Childhood functional abdominal pain (CFAP) is present in about 8% to 38% of 4- to 14-year-old children and abdominal pain is a prominent symptom in irritable bowel syndrome (IBS), comprising 10% to 15% of the U.S. population. CFAP adversely affects academic performance and the family socioeconomic conditions. Clinical studies have noted that female patients report more frequent and greater pain morbidity than male patients. Clinical studies have identified visceral hypersensitivity (VHS) as an important contributor to visceral pain. Cellular investigations in affected tissues are required to advance the field, but visceral tissues are seldom available from human subjects. However, Retrospective studies have identified that severe psychological stress caused by early life trauma is a risk factor for the development of symptoms CFAP and IBS patients. Preclinical animal models are essential to identifying the cellular mechanisms of VHS. Preclinical studies in rodents show that neonatal colon irritation or maternal separation can influence the development of VHS in later life. However, epigenetic programming is more sensitive to the cellular microenvironment during fetal than during neonatal development. In this regard, our proposal will advance the field by investigating the cellular and epigenetic mechanisms by which chronic prenatal stress (CPS) induces sexually dimorphic VHS in adult and peripubertal offspring. We will test the hypothesis that the development of VHS in response to chronic prenatal stress is a two-step process: exposure to robust CPS followed by exposure to robust chronic stress in later life. CPS activates the neuroendocrine axis to trigger 1) fetal programming of such neurotrophins as brain-derived neurotrophic factor and nerve growth factor, and their receptors trkB and trkA respectively in the spinal cord; and 2) serotonin synthesis enzymes in the CNS to induce sexually dimorphic VHS in the offspring. Chronic adult stress (CAS) or chronic peripubertal stress (CPPS) in female offspring subjected to previous CPS triggers an interaction between spinal cord estrogen and serotonin to epigenetically upregulate the expression of select neurotrophins to aggravate and prolong VHS.

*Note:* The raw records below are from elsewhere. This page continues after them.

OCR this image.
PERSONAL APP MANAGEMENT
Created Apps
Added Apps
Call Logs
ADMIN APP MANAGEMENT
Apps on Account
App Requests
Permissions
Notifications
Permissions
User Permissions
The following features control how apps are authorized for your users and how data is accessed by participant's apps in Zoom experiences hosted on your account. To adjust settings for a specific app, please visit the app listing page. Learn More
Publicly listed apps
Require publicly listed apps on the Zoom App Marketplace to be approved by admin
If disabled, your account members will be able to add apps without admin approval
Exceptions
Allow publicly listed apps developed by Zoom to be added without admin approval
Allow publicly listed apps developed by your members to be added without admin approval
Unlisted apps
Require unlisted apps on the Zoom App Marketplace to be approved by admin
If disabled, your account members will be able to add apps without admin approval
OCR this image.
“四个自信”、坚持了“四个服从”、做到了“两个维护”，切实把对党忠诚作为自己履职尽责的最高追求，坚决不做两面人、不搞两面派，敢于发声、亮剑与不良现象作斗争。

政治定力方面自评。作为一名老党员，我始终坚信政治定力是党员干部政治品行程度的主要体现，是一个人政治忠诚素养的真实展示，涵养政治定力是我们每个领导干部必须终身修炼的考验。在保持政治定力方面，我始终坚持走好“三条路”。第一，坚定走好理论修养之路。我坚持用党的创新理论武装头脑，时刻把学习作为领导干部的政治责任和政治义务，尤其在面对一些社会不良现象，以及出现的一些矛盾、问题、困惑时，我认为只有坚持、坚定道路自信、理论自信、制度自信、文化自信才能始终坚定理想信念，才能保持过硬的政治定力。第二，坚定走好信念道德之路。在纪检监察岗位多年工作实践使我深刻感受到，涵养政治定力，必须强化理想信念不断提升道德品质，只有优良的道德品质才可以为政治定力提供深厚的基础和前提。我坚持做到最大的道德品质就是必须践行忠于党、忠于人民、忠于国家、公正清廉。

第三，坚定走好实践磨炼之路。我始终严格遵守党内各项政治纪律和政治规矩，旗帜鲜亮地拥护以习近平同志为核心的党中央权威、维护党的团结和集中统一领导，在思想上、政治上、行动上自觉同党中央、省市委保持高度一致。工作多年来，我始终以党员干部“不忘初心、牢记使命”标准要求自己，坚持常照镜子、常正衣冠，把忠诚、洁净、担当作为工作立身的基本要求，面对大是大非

The specific aims are to investigate: 1) the neurohormonal and cellular mechanisms by which chronic prenatal stress induces sexually dimorphic visceral hypersensitivity, when subjected to CPPS, and/or 2) the cellular and epigenetic mechanisms of interactions between the sex steroid hormone estrogen and serotonin in the spinal cord that aggravate visceral hypersensitivity in female rats subjected to chronic prenatal stress followed by chronic peripubertal and/or chronic adult stress.
Irritable bowel syndrome patients report severe abdominal pain associated with altered bowel habits, symptoms that are more frequent and severe in women. We hypothesize that severe psychological stress during pregnancy followed by stressful experiences during childhood and/or adult life cumulatively make people, females more than males, susceptible to develop these symptoms as adults by altering the way the spinal cord processes sensory information from the colon. In our rat model, we will determine whether these alterations include increases in a specific neurotrophin signaling molecules and serotonin and its receptors in the spinal cord; our results should lead to new and better therapies for functional dyspepsia.